Is that too cynical? Probably. We fear that these introspection games – while certainly having their place in this huge, varied and fun hobby – need to provide a little extra meat to be truly worthwhile. And we’re not necessarily talking about their core gameplay; According to the story, this is a confusing, above all, mechanically uninteresting experience. We can forgive one, but not both.

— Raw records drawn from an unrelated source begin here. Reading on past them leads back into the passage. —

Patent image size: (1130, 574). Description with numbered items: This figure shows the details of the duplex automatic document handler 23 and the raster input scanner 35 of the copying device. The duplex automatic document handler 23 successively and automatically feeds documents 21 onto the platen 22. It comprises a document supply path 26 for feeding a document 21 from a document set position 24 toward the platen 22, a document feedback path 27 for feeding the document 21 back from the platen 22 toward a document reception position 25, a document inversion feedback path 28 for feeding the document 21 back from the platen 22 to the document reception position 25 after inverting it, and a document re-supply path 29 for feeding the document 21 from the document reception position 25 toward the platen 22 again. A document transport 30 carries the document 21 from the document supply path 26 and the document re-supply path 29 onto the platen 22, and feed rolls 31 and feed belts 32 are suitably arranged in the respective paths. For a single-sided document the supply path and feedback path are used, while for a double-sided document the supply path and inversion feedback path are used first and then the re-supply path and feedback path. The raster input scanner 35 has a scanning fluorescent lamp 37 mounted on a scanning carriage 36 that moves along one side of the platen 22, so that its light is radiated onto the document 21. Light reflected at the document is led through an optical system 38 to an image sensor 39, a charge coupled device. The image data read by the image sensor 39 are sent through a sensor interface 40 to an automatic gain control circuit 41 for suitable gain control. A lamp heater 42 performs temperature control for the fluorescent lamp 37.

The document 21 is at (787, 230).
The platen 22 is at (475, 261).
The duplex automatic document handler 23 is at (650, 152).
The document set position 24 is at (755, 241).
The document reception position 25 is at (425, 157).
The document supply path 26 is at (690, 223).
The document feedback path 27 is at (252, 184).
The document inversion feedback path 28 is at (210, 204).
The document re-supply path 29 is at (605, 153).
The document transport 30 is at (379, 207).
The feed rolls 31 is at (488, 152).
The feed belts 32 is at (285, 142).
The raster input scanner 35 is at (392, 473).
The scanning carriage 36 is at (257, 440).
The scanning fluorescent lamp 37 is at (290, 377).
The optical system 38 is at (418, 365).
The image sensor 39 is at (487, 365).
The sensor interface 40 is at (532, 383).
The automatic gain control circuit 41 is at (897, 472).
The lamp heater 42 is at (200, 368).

It was the real nail in A Memoir Blue’s coffin; if it was a movie, it would be an uninteresting movie. The “game” here (oof, we put gameplay in scary quotes, that’s never a good sign) includes, essentially, naughty around. Watch the first scene – you’ll see your character (Miriam) receive a medal for a swimming competition, and you’ll use the stick and the buttons on the left to move the assembled camera’s microphone and shoot Photo. Miriam was confused as the camera flashed. This could indicate an annoyance with success!? Next, you’ll flip through Miriam’s pocket, receiving text messages in an obscure, somewhat Wingdings-esque language. This may be somehow related to problem with communication? The next segment, in which you tune into a radio station, shows various abstract scenes instead of this point of home. Sounds a bit bland and obvious? You would be right, but that’s okay – you’re almost 10% of the way through the game.
Well, aside from being quite a piece of software, obviously, A Memoir Blue is less than an hour long. This is probably not the worst decision, all things considered, but if it doesn’t appeal to you in that short amount of time, there’s little valuable to showcase here. We’d say some visual design is fun – and undeniably skilled in the works – but it caters to something that doesn’t appeal to us. There’s some great multimedia content where 2D animated flashbacks appear alongside Miriam CG entirely, but they just give us the impression that they’ve given up on esotericism and decided instead show us what happened.
This will probably be seen as counterintelligence in some way or part of the crowd that screams every time they see it. “walking simulator” (a completely minimized label), but really, this just art is not good. It’s subjective of course and sure, you’ll probably be deeply moved in a way we haven’t experienced yet, but we bet that’s unlikely. It’s a game that seems to drag on and then just… end with no major revelations or real questions. What is a generous word for that? Meditation. That is meditation. Really meditate. Kind of like… sleep.